На выходе меня встретили жидкие хлопки зрителей. Так позвякивают ложкой в стакане чая или похлопывают лошадь по крупу, разговаривая при этом со своим приятелем. Эти снисходительные, почти вымученные хлопки относились не ко мне, но смысл их был приложим и к моей ситуации: такими аплодисментами награждают выбитого из игры батсмена, и ирония этих аплодисментов заключалась явно в том, что чем хуже он проявил себя на поле, тем громче аплодисменты. Этот не слишком неудачливый неудачник двигался навстречу мне в своих белых одеждах со щитками-наколенниками, похожий на ангела или средневекового рыцаря с битой-лаптой вместо копья. Вся правая сторона его тела была обрызгана комьями грязи; а я думал – там, на лужайке, сплошной шелк травы.

После сумеречной подсветки у стойки бара под тентом от слепящего солнца снаружи мутило мозги. Я, как долго плутавший за кулисами и случайно вытолкнутый на сцену актер, искал глазами своего напарника по этому светскому мероприятию. Артур как раз подымался с кресла, продолжая сморкаться в платок, похожий на вдову на похоронах, пытающуюся сдержать слезы. Но он разрушал собственный печальный образ тем, что, привстав с кресла, суетливо оглядывался по сторонам. Когда мы встретились глазами и я шагнул было к нему навстречу, он, с неожиданной беспардонностью, отмахнулся от меня рукой, чуть ли не как от надоедливой мухи, и засеменил к воротам крикетного клуба, где Джоан, придерживая на ветру свою шляпку-котелок, тащила под руку нетрезвого Рикетса. Их, судя по всему, и пытался нагнать Артур. Неясно зачем. Я польстил себе мыслью о том, что он, вполне возможно, хочет проучить наглеца Рикетса за хамское обращение со мной. Его торчащие лопатки под белым чесучовым пиджаком ходили ходуном.

Я плюхнулся в его кресло. Возобновившееся журчание болтовни вокруг не могло заглушить крикетного цоканья оскорбительных реплик у меня в голове. Разбирается, гад, кто еврей, а кто татарин и кто есть никто. «Кого ты представляешь? Ты никого не представляешь!» Извините. Я, может быть, просто перевожу с одного языка на другой, но я делаю это артистически. Я человек искусства. Я никого не представляю, кроме как самого себя. Это первое условие для артиста: быть никем. Свою страну я уже продал. Остается продавать самого себя. Только вот никто не покупает. Одиночество и мастерство. И еще что-то третье, сейчас не важно, согласно Джеймсу Джойсу. Вот именно. Ирландец Джеймс Джойс имеет право справлять поминки по Финнегану среди швейцарских коров, а шотландской полуеврейке католической веры Мьюриэл Спарк дозволено намеренно слоняться без дела среди французских пейзанок. Но московский комсомолец Зиник должен сидеть в СССР и не чирикать, чтобы преподать моральный урок гордого терпенья во глубине сибирских руд перед лицом растленного Запада. Россия для таких – зоопарк, где каждому подвиду полагается торчать до скончания дней в своей клетке.

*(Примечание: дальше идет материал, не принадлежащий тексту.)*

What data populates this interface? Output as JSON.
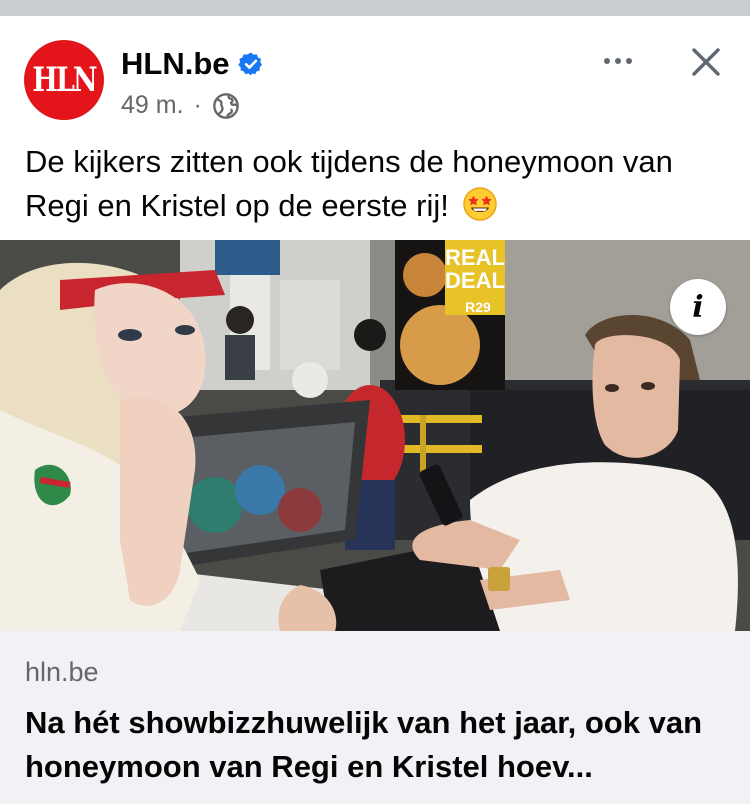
{
  "post": {
    "avatar_text": "HLN",
    "page_name": "HLN.be",
    "time": "49 m.",
    "separator": "·",
    "text": "De kijkers zitten ook tijdens de honeymoon van Regi en Kristel op de eerste rij!",
    "emoji": "star-struck-emoji"
  },
  "photo": {
    "sign_line1": "REAL",
    "sign_line2": "DEAL",
    "sign_price": "R29",
    "info_label": "i"
  },
  "link_preview": {
    "domain": "hln.be",
    "title": "Na hét showbizzhuwelijk van het jaar, ook van honeymoon van Regi en Kristel hoev..."
  },
  "colors": {
    "brand_red": "#e3151b",
    "verified_blue": "#1877f2",
    "meta_gray": "#65676b",
    "card_bg": "#f0f2f5"
  }
}
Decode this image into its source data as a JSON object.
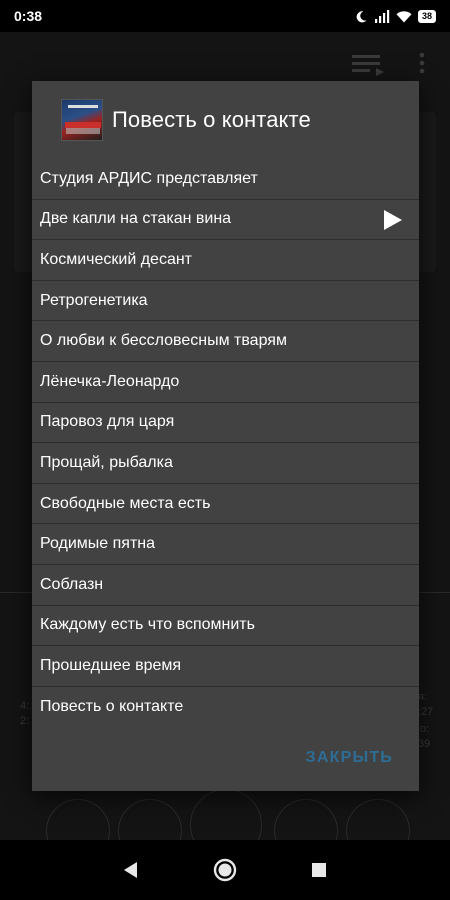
{
  "status_bar": {
    "time": "0:38",
    "battery": "38"
  },
  "background": {
    "side_left_top": "4:",
    "side_left_bottom": "2:",
    "side_right_top": "я:",
    "side_right_mid": ":27",
    "side_right_low": "о:",
    "side_right_bottom": "39"
  },
  "dialog": {
    "title": "Повесть о контакте",
    "items": [
      {
        "label": "Студия АРДИС представляет"
      },
      {
        "label": "Две капли на стакан вина"
      },
      {
        "label": "Космический десант"
      },
      {
        "label": "Ретрогенетика"
      },
      {
        "label": "О любви к бессловесным тварям"
      },
      {
        "label": "Лёнечка-Леонардо"
      },
      {
        "label": "Паровоз для царя"
      },
      {
        "label": "Прощай, рыбалка"
      },
      {
        "label": "Свободные места есть"
      },
      {
        "label": "Родимые пятна"
      },
      {
        "label": "Соблазн"
      },
      {
        "label": "Каждому есть что вспомнить"
      },
      {
        "label": "Прошедшее время"
      },
      {
        "label": "Повесть о контакте"
      }
    ],
    "playing_index": 1,
    "close_label": "ЗАКРЫТЬ"
  },
  "colors": {
    "dialog_bg": "#424242",
    "accent": "#2d6d95"
  }
}
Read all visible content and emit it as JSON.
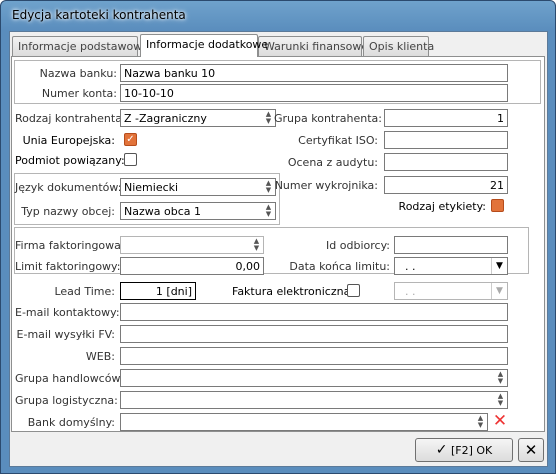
{
  "window": {
    "title": "Edycja kartoteki kontrahenta"
  },
  "tabs": [
    "Informacje podstawowe",
    "Informacje dodatkowe",
    "Warunki finansowe",
    "Opis klienta"
  ],
  "bank": {
    "name_label": "Nazwa banku:",
    "name_value": "Nazwa banku 10",
    "account_label": "Numer konta:",
    "account_value": "10-10-10"
  },
  "left": {
    "type_label": "Rodzaj kontrahenta:",
    "type_value": "Z -Zagraniczny",
    "eu_label": "Unia Europejska:",
    "eu_checked": true,
    "related_label": "Podmiot powiązany:",
    "related_checked": false,
    "doc_lang_label": "Język dokumentów:",
    "doc_lang_value": "Niemiecki",
    "foreign_name_label": "Typ nazwy obcej:",
    "foreign_name_value": "Nazwa obca 1"
  },
  "right": {
    "group_label": "Grupa kontrahenta:",
    "group_value": "1",
    "iso_label": "Certyfikat ISO:",
    "iso_value": "",
    "audit_label": "Ocena z audytu:",
    "audit_value": "",
    "pattern_label": "Numer wykrojnika:",
    "pattern_value": "21",
    "label_type_label": "Rodzaj etykiety:"
  },
  "factoring": {
    "firm_label": "Firma faktoringowa:",
    "firm_value": "",
    "limit_label": "Limit faktoringowy:",
    "limit_value": "0,00",
    "recipient_label": "Id odbiorcy:",
    "recipient_value": "",
    "limit_end_label": "Data końca limitu:",
    "limit_end_value": ". ."
  },
  "misc": {
    "lead_label": "Lead Time:",
    "lead_value": "1 [dni]",
    "einvoice_label": "Faktura elektroniczna:",
    "einvoice_value": ". .",
    "email_contact_label": "E-mail kontaktowy:",
    "email_contact_value": "",
    "email_fv_label": "E-mail wysyłki FV:",
    "email_fv_value": "",
    "web_label": "WEB:",
    "web_value": "",
    "trade_group_label": "Grupa handlowców:",
    "trade_group_value": "",
    "log_group_label": "Grupa logistyczna:",
    "log_group_value": "",
    "bank_default_label": "Bank domyślny:",
    "bank_default_value": ""
  },
  "buttons": {
    "ok_label": "[F2] OK"
  },
  "colors": {
    "accent": "#e2733a",
    "titlebar": "#5a8dbd"
  }
}
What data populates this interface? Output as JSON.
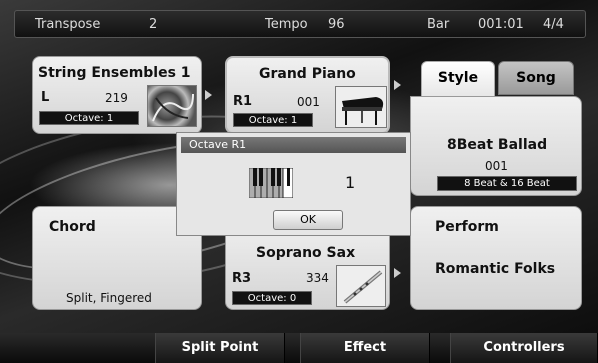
{
  "topbar": {
    "transpose_label": "Transpose",
    "transpose_value": "2",
    "tempo_label": "Tempo",
    "tempo_value": "96",
    "bar_label": "Bar",
    "bar_value": "001:01",
    "time_signature": "4/4"
  },
  "left_voice": {
    "name": "String Ensembles 1",
    "part": "L",
    "number": "219",
    "octave": "Octave: 1",
    "icon": "strings-image"
  },
  "right1_voice": {
    "name": "Grand Piano",
    "part": "R1",
    "number": "001",
    "octave": "Octave: 1",
    "icon": "grand-piano-image"
  },
  "right3_voice": {
    "name": "Soprano Sax",
    "part": "R3",
    "number": "334",
    "octave": "Octave: 0",
    "icon": "soprano-sax-image"
  },
  "chord": {
    "title": "Chord",
    "mode": "Split, Fingered"
  },
  "style": {
    "tabs": [
      "Style",
      "Song"
    ],
    "name": "8Beat Ballad",
    "number": "001",
    "category": "8 Beat & 16 Beat"
  },
  "perform": {
    "title": "Perform",
    "name": "Romantic Folks"
  },
  "dialog": {
    "title": "Octave R1",
    "value": "1",
    "ok_label": "OK",
    "icon": "keyboard-icon"
  },
  "bottombar": {
    "buttons": [
      "Split Point",
      "Effect",
      "Controllers"
    ]
  },
  "colors": {
    "card": "#e2e2e2",
    "tab_active": "#f0f0f0",
    "tab_inactive": "#a8a8a8",
    "octave_box": "#111111",
    "dialog_title": "#666666"
  }
}
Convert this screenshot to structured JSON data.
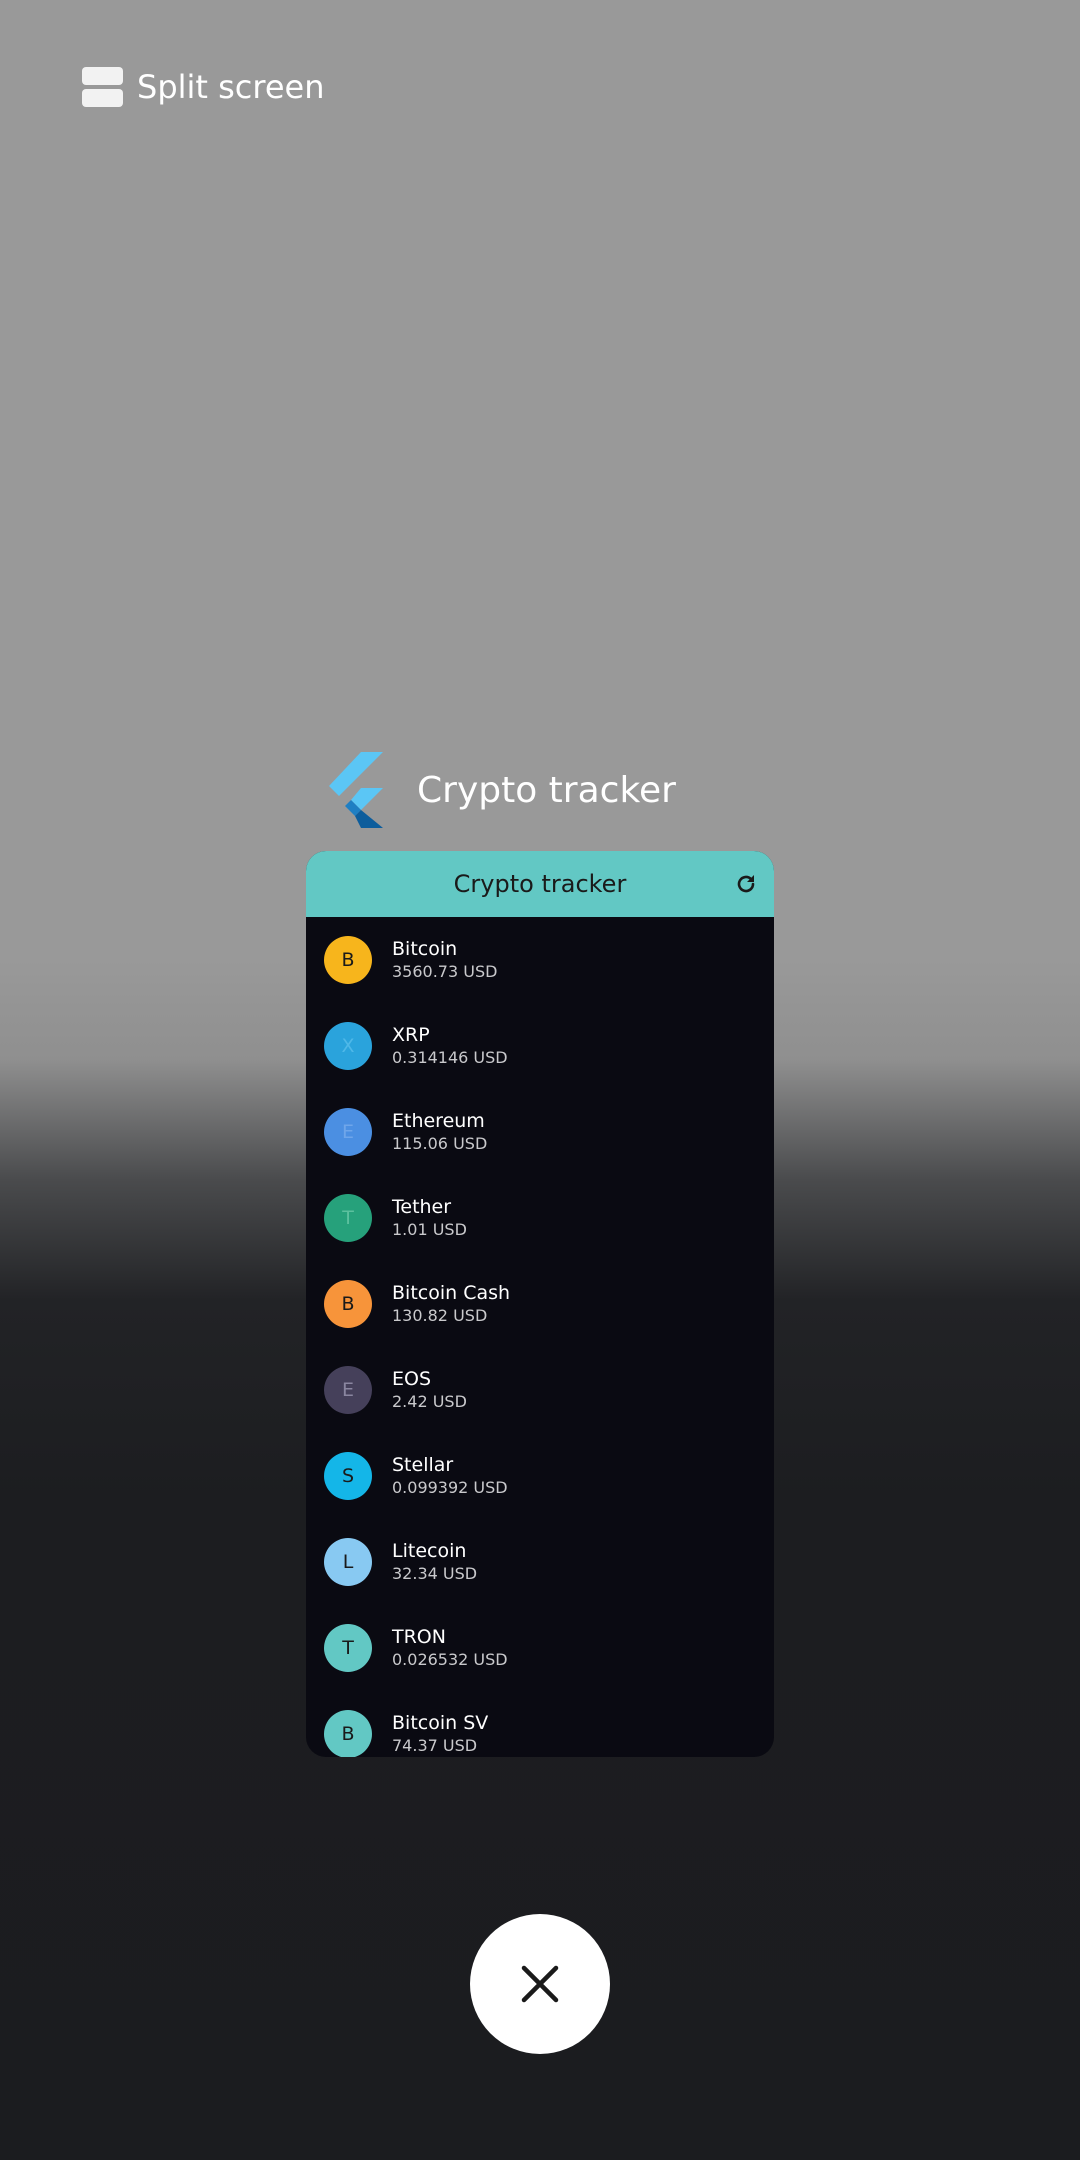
{
  "split_screen": {
    "label": "Split screen"
  },
  "app": {
    "title": "Crypto tracker"
  },
  "card": {
    "title": "Crypto tracker",
    "coins": [
      {
        "initial": "B",
        "name": "Bitcoin",
        "price": "3560.73 USD",
        "color": "#f7b51c",
        "text_color": "#1a1a1a"
      },
      {
        "initial": "X",
        "name": "XRP",
        "price": "0.314146 USD",
        "color": "#2aa3dc",
        "text_color": "#4fb8e8"
      },
      {
        "initial": "E",
        "name": "Ethereum",
        "price": "115.06 USD",
        "color": "#4b8fe2",
        "text_color": "#6fa6ea"
      },
      {
        "initial": "T",
        "name": "Tether",
        "price": "1.01 USD",
        "color": "#26a17b",
        "text_color": "#5cc09e"
      },
      {
        "initial": "B",
        "name": "Bitcoin Cash",
        "price": "130.82 USD",
        "color": "#f7943a",
        "text_color": "#1a1a1a"
      },
      {
        "initial": "E",
        "name": "EOS",
        "price": "2.42 USD",
        "color": "#45405a",
        "text_color": "#8a86a0"
      },
      {
        "initial": "S",
        "name": "Stellar",
        "price": "0.099392 USD",
        "color": "#14b6e8",
        "text_color": "#1a1a1a"
      },
      {
        "initial": "L",
        "name": "Litecoin",
        "price": "32.34 USD",
        "color": "#88c9f2",
        "text_color": "#1a1a1a"
      },
      {
        "initial": "T",
        "name": "TRON",
        "price": "0.026532 USD",
        "color": "#62c8c4",
        "text_color": "#1a1a1a"
      },
      {
        "initial": "B",
        "name": "Bitcoin SV",
        "price": "74.37 USD",
        "color": "#62c8c4",
        "text_color": "#1a1a1a"
      }
    ]
  }
}
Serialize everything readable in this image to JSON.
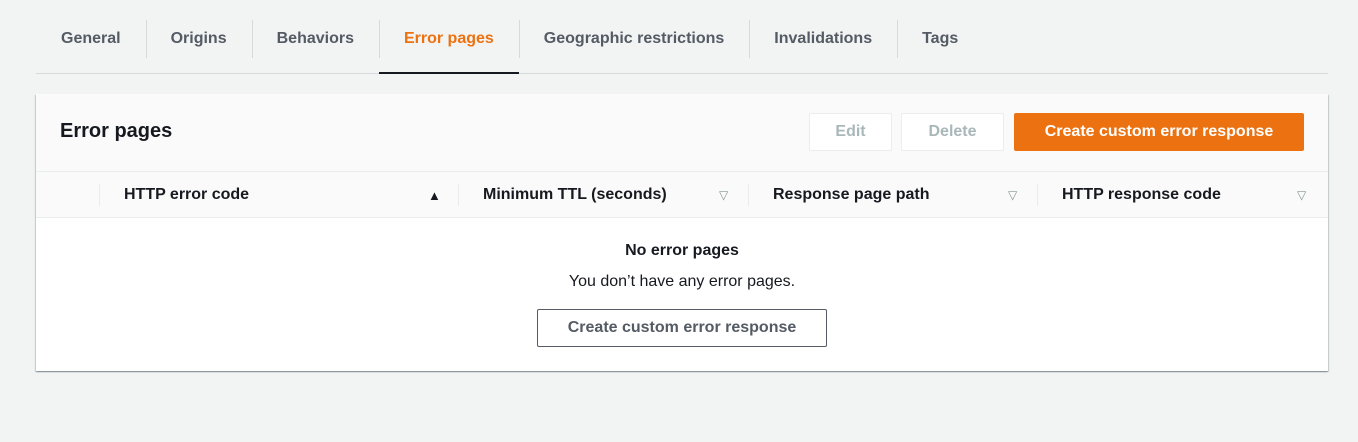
{
  "tabs": [
    {
      "label": "General",
      "active": false
    },
    {
      "label": "Origins",
      "active": false
    },
    {
      "label": "Behaviors",
      "active": false
    },
    {
      "label": "Error pages",
      "active": true
    },
    {
      "label": "Geographic restrictions",
      "active": false
    },
    {
      "label": "Invalidations",
      "active": false
    },
    {
      "label": "Tags",
      "active": false
    }
  ],
  "panel": {
    "title": "Error pages",
    "edit_label": "Edit",
    "delete_label": "Delete",
    "create_label": "Create custom error response"
  },
  "table": {
    "columns": [
      {
        "label": "HTTP error code",
        "sort": "ascending"
      },
      {
        "label": "Minimum TTL (seconds)",
        "sort": "none"
      },
      {
        "label": "Response page path",
        "sort": "none"
      },
      {
        "label": "HTTP response code",
        "sort": "none"
      }
    ],
    "sort_icons": {
      "ascending": "▲",
      "none": "▽"
    }
  },
  "empty_state": {
    "title": "No error pages",
    "message": "You don’t have any error pages.",
    "button_label": "Create custom error response"
  },
  "colors": {
    "accent": "#ec7211",
    "background": "#f2f3f3",
    "text": "#16191f",
    "muted": "#545b64"
  },
  "icons": {
    "sort_ascending": "caret-up-icon",
    "sort_none": "caret-down-outline-icon"
  }
}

Все еще замутненный бешенством ум перебирал неосуществленные альтернативы скандала. Это надменное ничтожество Рикетс. Я же знал про него все. Я бы мог пырнуть его в поддых унизительными намеками на его жену-истеричку и стервозных дочерей. Или взять и выплеснуть ему стакан с английской окрошкой прямо в лицо и с наслаждением наблюдать, как он пытается стряхнуть платком запутавшуюся в волосах израильскую апельсиновую корку. С какой стати, собственно, оставлять оскорбление неотвеченным? Дуэль! К штыку слова приравнять перо мысли. Как остроумно, хладнокровно и убийственно точно я мог бы ответить этому избалованному негодяю. Когда он сказал, что терпеть не может еврейских интеллектуалов, мне нужно было ответить: «К сожалению, ничем не могу помочь». Он, конечно же, не понял бы, к чему я это сказал, как я вообще в принципе мог бы ему помочь, с какой стати? Тогда бы я выдержал соответствующую паузу и сказал: «Вы не любите евреев? Это ваша личная проблема. Психическое заболевание. Вы больны. Вы страдаете тяжелым психическим недугом. Обратитесь к своему доктору. К психоаналитику. Вам надо лечиться. Я вам ничем не могу помочь». И потом повернуться и элегантно удалиться. Досматривать крикет. Мастерство и одиночество. И крикет. Cricket. Но крикет этот был уже мне не нужен.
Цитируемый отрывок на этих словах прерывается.